Published 15 February 2019, The Daily Tribune
Time and again, we are reminded of a declaration by Benjamin Franklin that there are only two things in life that are certain: death and taxes—also two topics seldom welcomed into conversations and often left unprepared for.
However, what if there is a way to maximize the heirs’ distributive shares without increasing the value of the gross estate and without having to pay a higher amount of estate tax? Surely, more people would be less apprehensive about the subject and maybe even less evasive and cunning when it comes to declaring the proper amount of the gross estate.
Estate planning. You have probably heard about this concept. Simply stated, it is a process whereby a person undertakes arrangements for the efficient and less costly administration and disposition of his estate once Death comes knocking. While most estate plans are set up with the help of a lawyer experienced in estate law, I would be discussing one simple method in particular—that is, by getting multiple insurance policies for one’s own life.
There is an opportunity in getting multiple life insurance policies. Parenthetically, since the price of one’s life is inestimable, it follows that there can be no over-insurance which is prohibited under our laws. As a consequence, the insured can leave more [asset-wise] to his chosen beneficiaries.

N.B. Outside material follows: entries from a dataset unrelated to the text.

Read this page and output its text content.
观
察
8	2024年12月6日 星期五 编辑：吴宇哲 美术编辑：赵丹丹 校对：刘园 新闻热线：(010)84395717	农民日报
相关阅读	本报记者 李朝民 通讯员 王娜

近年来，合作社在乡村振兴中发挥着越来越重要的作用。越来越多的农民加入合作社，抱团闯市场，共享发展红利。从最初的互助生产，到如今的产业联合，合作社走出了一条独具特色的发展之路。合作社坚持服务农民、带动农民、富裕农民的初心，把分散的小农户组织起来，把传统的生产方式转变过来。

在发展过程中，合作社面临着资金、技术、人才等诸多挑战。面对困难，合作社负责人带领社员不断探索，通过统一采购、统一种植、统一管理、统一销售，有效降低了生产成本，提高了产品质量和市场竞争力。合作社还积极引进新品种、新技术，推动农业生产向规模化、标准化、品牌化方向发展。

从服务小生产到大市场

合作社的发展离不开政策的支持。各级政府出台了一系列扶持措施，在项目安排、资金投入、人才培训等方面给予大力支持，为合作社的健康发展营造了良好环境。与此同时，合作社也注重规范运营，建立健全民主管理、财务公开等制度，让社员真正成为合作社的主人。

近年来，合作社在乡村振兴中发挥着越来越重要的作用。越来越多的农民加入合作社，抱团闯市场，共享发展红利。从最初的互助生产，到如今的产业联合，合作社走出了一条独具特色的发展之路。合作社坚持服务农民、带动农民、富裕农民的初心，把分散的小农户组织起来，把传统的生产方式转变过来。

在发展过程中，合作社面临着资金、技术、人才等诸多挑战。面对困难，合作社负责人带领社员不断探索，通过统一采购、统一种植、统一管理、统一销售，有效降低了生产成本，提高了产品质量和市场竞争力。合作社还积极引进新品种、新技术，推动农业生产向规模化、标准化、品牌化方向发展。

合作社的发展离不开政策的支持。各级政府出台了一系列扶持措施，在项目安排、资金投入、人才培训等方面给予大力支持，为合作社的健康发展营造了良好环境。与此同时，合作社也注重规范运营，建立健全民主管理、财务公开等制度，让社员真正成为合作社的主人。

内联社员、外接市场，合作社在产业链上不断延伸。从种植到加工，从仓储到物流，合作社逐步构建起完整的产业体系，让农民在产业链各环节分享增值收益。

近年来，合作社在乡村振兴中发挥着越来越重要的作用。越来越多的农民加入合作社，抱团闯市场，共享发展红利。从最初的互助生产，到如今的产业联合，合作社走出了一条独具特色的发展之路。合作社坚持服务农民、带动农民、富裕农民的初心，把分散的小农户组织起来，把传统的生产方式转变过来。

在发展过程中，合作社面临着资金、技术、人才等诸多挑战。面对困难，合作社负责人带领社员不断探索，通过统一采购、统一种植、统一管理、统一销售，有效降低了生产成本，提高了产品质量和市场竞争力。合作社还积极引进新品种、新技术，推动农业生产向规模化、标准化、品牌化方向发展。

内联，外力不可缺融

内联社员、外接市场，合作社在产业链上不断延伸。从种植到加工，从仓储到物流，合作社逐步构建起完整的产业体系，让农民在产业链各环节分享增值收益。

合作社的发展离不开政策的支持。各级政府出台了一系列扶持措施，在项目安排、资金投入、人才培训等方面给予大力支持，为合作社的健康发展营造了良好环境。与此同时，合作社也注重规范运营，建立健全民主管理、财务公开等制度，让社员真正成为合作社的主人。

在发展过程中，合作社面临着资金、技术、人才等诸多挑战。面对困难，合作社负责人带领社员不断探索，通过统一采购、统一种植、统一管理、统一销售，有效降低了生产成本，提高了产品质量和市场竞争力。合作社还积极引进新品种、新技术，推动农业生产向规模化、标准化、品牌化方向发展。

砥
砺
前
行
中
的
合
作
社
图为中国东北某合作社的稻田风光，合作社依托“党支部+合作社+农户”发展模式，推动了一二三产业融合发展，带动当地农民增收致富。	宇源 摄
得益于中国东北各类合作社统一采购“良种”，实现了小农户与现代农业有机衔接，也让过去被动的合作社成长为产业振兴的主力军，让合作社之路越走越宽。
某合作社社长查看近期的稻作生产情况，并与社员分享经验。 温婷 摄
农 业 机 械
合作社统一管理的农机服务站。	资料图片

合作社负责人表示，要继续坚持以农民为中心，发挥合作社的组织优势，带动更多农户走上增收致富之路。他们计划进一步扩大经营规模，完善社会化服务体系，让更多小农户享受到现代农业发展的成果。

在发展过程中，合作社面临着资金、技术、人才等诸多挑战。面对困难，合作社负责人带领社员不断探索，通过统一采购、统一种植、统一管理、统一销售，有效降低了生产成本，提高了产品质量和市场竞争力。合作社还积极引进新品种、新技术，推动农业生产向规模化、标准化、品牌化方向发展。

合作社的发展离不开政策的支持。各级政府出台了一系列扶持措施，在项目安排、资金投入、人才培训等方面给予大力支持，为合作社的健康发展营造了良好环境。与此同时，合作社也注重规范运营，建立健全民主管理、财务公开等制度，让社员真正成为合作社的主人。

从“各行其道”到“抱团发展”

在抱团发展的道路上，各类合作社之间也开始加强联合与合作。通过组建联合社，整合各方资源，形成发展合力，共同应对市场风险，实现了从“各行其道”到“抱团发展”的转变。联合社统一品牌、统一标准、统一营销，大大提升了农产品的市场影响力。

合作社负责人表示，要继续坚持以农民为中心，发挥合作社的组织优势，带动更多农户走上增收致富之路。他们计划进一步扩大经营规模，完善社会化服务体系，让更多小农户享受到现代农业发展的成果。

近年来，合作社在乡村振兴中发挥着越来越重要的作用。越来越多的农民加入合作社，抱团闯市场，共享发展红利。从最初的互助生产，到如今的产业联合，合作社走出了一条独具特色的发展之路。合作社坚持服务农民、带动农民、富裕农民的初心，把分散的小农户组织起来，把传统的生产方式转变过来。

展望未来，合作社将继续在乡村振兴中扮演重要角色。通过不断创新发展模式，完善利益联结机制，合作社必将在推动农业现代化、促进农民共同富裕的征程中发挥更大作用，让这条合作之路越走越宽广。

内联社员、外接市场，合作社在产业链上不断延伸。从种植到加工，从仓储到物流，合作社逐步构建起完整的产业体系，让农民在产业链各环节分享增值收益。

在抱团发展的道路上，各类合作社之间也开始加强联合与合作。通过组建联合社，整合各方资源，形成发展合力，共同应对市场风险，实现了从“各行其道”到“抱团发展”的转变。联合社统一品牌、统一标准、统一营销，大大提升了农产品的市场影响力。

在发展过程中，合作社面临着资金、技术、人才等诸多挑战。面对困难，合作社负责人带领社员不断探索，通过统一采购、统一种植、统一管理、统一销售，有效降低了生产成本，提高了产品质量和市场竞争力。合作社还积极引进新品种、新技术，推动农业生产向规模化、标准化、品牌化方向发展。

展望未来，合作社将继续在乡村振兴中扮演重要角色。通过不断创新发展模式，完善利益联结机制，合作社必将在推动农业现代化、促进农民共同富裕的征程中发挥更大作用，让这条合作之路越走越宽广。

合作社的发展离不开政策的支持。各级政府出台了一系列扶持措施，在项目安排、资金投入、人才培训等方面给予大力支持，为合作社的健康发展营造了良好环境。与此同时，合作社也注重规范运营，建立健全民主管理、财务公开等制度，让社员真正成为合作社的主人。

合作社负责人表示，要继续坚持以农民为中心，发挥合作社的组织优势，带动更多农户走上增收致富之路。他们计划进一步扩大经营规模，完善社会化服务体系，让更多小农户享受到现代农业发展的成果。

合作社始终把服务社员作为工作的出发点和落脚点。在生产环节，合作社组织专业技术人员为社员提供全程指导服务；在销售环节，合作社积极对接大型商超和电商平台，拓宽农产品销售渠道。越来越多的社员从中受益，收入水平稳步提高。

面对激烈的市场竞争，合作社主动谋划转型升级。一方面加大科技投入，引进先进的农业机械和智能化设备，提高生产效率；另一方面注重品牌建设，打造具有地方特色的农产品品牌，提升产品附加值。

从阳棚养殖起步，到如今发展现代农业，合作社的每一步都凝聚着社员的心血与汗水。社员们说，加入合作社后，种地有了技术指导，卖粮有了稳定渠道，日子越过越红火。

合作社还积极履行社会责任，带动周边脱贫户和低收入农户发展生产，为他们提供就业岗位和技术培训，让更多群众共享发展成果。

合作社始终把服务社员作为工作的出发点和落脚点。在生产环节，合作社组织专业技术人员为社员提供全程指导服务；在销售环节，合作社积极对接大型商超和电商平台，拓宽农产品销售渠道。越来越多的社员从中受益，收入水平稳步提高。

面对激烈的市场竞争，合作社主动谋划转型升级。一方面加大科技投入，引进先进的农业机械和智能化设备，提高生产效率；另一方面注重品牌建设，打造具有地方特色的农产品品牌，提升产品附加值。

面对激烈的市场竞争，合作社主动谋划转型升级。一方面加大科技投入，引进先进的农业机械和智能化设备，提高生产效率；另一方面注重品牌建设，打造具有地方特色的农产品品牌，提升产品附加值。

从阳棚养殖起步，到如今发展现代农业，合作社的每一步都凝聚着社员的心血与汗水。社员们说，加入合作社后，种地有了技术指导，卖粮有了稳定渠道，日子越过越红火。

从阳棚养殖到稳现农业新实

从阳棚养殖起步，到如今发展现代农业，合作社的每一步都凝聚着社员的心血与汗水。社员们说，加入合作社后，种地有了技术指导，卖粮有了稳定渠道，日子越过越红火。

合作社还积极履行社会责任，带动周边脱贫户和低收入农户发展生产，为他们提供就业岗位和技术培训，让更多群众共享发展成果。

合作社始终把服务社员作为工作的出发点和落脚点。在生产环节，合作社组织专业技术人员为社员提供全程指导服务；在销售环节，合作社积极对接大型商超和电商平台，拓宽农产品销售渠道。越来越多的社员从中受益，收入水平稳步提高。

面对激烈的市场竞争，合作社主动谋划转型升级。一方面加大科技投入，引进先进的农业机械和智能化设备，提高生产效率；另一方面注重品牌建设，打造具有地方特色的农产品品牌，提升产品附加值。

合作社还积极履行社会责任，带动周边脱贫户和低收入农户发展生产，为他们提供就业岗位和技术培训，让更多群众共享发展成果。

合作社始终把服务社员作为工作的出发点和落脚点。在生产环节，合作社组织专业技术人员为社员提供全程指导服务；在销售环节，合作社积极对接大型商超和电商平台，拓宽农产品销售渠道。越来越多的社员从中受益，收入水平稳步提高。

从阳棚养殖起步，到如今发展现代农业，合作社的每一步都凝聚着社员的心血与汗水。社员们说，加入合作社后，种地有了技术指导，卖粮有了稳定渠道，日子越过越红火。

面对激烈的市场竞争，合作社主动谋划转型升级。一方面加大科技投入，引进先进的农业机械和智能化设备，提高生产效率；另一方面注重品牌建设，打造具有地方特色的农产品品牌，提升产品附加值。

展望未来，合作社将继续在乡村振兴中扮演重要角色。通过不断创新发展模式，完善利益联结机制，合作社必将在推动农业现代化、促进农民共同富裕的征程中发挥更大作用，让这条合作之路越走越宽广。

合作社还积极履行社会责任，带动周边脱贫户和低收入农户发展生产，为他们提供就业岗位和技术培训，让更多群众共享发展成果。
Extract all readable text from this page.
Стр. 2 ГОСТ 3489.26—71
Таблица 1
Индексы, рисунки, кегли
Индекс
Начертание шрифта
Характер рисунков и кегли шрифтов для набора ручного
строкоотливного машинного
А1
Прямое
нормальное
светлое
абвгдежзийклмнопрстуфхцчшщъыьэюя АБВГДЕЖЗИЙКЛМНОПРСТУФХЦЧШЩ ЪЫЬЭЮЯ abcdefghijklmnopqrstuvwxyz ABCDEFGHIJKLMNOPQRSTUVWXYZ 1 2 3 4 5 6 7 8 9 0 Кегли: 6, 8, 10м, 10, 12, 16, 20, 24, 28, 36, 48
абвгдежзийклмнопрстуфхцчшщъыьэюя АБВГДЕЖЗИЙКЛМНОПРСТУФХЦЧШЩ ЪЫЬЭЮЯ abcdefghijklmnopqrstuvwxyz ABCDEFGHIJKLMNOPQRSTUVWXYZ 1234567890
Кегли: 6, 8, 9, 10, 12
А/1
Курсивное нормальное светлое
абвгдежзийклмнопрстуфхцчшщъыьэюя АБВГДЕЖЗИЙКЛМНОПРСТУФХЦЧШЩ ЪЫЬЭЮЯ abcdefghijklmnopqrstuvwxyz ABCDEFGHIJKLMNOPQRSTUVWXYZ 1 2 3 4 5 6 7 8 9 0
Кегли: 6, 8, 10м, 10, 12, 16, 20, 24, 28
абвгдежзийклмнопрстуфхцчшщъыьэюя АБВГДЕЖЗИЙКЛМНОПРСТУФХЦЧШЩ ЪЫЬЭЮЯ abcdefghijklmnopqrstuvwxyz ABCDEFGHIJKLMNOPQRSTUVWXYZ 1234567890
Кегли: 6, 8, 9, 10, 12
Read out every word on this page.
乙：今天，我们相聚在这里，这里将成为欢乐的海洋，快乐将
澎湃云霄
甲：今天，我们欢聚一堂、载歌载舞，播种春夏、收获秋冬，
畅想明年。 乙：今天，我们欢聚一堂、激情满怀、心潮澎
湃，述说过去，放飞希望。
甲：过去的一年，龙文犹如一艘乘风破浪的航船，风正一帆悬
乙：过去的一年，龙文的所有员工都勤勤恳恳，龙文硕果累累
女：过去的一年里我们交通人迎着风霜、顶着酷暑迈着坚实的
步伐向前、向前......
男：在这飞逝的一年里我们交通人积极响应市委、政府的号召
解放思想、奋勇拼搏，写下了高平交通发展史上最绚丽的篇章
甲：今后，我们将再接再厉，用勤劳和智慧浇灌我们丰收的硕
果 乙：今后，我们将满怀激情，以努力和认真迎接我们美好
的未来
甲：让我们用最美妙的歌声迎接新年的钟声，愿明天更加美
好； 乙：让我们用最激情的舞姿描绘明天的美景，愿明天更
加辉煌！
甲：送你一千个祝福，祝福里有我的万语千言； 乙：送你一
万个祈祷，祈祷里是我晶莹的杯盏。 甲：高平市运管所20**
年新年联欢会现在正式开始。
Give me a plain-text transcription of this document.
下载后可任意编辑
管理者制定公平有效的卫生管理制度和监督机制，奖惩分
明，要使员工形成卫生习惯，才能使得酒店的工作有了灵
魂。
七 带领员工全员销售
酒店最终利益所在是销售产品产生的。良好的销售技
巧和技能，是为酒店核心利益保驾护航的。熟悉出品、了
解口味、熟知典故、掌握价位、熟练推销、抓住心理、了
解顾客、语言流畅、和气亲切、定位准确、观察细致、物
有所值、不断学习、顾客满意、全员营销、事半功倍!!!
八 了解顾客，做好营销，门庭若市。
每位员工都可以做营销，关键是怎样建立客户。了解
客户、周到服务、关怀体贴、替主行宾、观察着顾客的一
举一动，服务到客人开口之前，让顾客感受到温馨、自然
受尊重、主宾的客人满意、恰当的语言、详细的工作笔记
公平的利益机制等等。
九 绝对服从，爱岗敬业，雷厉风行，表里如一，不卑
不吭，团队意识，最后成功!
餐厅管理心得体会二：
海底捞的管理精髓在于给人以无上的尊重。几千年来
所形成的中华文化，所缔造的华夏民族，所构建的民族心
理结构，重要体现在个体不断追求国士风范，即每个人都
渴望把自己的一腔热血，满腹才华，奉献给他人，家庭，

Fortunately, we have no problem as to the income tax side given that life insurance proceeds are excluded from the beneficiary’s gross income and are thus not taxable. Conversely, a dilemma arises on the estate tax side where the taxability of the proceeds will depend on who the beneficiaries of the life insurance policies are. Under Section 85 of the National Internal Revenue Code the Tax Code, the gross estate includes all the property of the decedent, real or personal, tangible or intangible, wherever situated. This embraces life insurance proceeds, viz: “To the extent of the amount receivable by the estate of the deceased, his executor, or administrator, as insurance under policies taken out by the decedent upon his own life, irrespective of whether or not the insured retained the power of revocation, or to the extent of the amount receivable by any beneficiary designated in the policy of insurance, except when it is expressly stipulated that the designation of the beneficiary is irrevocable.”
If the designation of the beneficiary is irrevocable, the proceeds are generally payable to the beneficiary. Thus, if one designates his heirs (e.g. wife and children) as irrevocable beneficiaries in his life insurance policies and does not appoint any of them as his estate’s executor or administrator come his demise, then the life insurance proceeds will not form part of the deceased’s gross estate and will not be subject to estate tax.
To illustrate: if Pedro has liquid assets worth P10 million, he can use a portion thereof to pay for the annual premiums on his life insurance policies which designate his heirs as irrevocable beneficiaries.
Let us further say that the policies have a face value totaling P20 million.
Following the letter of the law, the P20 million that will be released to the beneficiary-heirs upon Pedro’s death will be excluded from his gross estate if none of them is appointed as his estate’s executor or administrator. Hence, as discussed above, not only would Pedro have increased his heirs’ distributive share by P20 million in making them his beneficiaries, but the insurance proceeds will also not be subjected to both income and estate tax. In conclusion, it is legally possible to increase the heirs’ distributive shares without increasing one’s gross estate and paying the corresponding taxes.
Given the above scenario, allow me then to modify Franklin’s adage: death may be certain, but at least, taxes are relatively not.